A date of May 16 was set for the sentencing hearing at which point, if all went well, Baca’s plea would be finalized and a sentence imposed.
And that was that.
FACING THE CAMERAS
After the courtroom emptied, a mass of reporters, photographers and TV camera people waited on the east side of the federal courthouse for Baca, his wife, and his lawyer to emerge, along with a couple of supportive personal friends. Baca had planned to read a short statement and then leave while his lawyer stayed to answer reporters’ questions. But before an increasingly grim looking Baca could read his prepared words, reporters closed in and some began shouting agressive questions at him featuring words like “corruption” and “disgraced.”
Evidently the noisy questioners hoped to provoke a soundbite, but instead Baca’s face began to collapse, and he yanked himself away from press and lawyers and all but ran to a waiting car, his friends and wife racing beside him.
Once Baca was gone, attorney Michael Zweiback answered questions, as promised: Was he worried about his client’s safety? asked one reporter.
“I leave that to the Board of Federal Prisons,” Zweiback replied.
He and his co-counsel, Zweiback told reporters, were hoping to persuade the court that Baca “does not deserve prison time, that he is currently involved in many, many projects in the community that are doing a lot of good…”
ABC7’s Lisa Bartley asked Zweiback to “explain the difference” between his client and the “other members of the Los Angeles Sheriff’s department” who were sentenced to multiple years in prison, ostensibly for following the orders of the former sheriff and the former undersheriff.
“I’ll let the U.S. Attorney’s Office speak to that,” said Zweiback smoothly. “I’m only responsible for representing the interest of my client. And he’s accepted responsibility for [the things for which] he needs to accept responsibility.” (Zweiback is, by the way, a former assistant U.S. attorney.)
Baca’s lawyer also reiterated that if Judge Anderson decided to hand down a sentence that was longer than what is specified in the guidelines, “that would nullify the plea agreement,” and the parties would go back to square one, which likely meant proceeding to trial.
In addition, Zweiback noted that, , as part of the sentencing process, Baca would do what is known as a plea colloquy, a public statement “to explain his side and to express is remorse for what he’s done. I do expect him to do that,” said the attorney.

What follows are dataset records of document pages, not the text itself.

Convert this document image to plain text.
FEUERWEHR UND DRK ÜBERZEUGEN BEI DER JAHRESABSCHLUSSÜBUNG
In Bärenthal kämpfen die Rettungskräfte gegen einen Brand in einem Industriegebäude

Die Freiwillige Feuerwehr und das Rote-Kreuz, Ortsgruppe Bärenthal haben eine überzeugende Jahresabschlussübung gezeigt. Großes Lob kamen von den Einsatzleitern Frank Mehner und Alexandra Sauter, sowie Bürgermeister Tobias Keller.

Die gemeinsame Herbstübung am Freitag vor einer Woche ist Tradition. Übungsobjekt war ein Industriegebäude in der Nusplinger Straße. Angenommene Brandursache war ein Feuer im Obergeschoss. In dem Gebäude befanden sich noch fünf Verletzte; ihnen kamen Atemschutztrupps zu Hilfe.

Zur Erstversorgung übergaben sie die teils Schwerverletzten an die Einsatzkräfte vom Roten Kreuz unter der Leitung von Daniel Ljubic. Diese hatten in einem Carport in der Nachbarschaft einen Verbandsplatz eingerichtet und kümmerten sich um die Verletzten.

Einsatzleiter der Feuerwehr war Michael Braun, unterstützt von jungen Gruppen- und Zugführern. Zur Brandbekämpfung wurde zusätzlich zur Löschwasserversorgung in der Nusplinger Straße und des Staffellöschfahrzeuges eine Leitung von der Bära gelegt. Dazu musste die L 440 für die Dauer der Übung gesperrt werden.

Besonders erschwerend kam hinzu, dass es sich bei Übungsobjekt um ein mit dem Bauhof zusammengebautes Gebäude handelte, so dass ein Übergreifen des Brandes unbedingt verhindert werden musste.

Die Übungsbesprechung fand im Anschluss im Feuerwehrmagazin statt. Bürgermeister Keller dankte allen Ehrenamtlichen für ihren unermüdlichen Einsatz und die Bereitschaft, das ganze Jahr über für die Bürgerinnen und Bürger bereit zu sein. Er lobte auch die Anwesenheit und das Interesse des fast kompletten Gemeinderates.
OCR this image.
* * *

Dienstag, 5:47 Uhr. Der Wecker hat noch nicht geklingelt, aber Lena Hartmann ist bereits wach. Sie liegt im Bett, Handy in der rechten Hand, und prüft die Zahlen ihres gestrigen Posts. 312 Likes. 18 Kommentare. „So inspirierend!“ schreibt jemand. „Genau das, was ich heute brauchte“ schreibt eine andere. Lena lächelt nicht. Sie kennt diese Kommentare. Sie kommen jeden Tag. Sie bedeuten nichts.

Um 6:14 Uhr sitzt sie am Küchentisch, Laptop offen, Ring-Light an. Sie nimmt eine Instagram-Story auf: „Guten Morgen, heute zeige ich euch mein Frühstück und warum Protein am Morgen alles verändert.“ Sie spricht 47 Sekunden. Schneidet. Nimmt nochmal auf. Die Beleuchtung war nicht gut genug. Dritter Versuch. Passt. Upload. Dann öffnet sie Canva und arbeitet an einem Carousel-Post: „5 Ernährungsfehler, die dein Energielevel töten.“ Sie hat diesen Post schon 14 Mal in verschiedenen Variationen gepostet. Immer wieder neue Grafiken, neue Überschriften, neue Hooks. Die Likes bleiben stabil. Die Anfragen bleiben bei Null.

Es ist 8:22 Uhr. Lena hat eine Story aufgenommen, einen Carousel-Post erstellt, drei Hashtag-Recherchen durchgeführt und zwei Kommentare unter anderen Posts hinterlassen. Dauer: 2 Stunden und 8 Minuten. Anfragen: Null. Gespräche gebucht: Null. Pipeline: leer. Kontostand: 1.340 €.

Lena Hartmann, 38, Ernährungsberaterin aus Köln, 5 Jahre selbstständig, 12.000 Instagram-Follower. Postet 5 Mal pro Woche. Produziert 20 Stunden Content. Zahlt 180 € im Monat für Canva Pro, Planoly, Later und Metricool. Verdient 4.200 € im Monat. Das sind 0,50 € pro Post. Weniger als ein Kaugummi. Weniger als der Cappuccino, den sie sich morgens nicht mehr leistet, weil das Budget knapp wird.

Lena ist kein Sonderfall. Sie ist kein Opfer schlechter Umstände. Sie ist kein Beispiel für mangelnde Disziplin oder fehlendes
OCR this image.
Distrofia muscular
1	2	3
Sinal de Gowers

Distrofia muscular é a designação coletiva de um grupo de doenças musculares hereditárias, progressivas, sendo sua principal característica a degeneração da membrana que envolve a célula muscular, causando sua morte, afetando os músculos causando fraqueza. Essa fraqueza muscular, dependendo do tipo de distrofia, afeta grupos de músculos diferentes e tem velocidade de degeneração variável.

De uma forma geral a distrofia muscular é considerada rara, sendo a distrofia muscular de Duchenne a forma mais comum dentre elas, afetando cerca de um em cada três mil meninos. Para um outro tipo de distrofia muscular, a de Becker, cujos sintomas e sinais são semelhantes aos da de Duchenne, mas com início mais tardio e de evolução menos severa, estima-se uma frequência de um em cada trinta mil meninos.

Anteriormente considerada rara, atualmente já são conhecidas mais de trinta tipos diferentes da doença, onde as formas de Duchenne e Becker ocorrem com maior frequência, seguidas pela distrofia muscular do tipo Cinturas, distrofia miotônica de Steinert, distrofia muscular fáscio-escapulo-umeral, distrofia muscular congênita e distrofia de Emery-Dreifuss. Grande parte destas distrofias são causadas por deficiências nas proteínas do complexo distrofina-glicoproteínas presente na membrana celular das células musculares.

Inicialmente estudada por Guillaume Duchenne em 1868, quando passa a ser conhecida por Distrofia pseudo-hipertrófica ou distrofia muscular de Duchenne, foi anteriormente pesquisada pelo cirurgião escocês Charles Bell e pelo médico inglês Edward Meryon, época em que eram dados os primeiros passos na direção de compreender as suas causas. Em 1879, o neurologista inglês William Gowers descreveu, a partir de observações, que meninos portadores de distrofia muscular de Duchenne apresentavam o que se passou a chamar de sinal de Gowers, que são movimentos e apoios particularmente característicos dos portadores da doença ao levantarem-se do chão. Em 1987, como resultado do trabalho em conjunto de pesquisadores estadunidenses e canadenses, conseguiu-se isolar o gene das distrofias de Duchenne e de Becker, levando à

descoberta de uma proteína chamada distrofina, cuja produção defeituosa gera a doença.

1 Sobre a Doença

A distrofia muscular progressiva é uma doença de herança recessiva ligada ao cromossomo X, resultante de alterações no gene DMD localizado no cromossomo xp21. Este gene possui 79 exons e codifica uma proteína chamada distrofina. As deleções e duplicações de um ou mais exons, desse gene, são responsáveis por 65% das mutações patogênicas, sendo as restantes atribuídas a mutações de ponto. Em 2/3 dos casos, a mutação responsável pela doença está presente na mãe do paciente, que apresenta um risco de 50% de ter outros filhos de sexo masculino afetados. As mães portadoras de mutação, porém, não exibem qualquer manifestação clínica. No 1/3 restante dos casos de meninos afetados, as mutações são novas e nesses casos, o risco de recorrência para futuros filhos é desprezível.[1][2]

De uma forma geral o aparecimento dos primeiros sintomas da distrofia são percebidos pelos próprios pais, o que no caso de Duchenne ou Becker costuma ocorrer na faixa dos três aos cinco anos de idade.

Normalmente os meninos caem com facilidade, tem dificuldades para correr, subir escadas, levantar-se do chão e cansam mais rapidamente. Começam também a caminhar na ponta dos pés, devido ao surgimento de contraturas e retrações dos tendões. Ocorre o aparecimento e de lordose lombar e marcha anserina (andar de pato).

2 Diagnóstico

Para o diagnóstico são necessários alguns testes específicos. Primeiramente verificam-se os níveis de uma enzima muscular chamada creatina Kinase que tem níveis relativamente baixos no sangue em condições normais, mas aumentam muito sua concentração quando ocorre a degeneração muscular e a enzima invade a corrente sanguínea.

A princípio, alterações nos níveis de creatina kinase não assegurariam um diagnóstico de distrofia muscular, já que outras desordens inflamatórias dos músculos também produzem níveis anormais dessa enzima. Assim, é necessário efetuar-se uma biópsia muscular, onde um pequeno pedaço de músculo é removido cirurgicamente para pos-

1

Finally Zweiback handed out copies of the one page “statement” Baca had originally intended to deliver himself, prior to the shouting and fleeing. It consisted of two sentences written in what looked like 25 pt type:
I made a mistake and accept being held accountable.
I will always love the men and women of the Sheriff Department and serve human life no matter where and who they are.
It was signed with a looping signature: Lee Baca Retired Sheriff.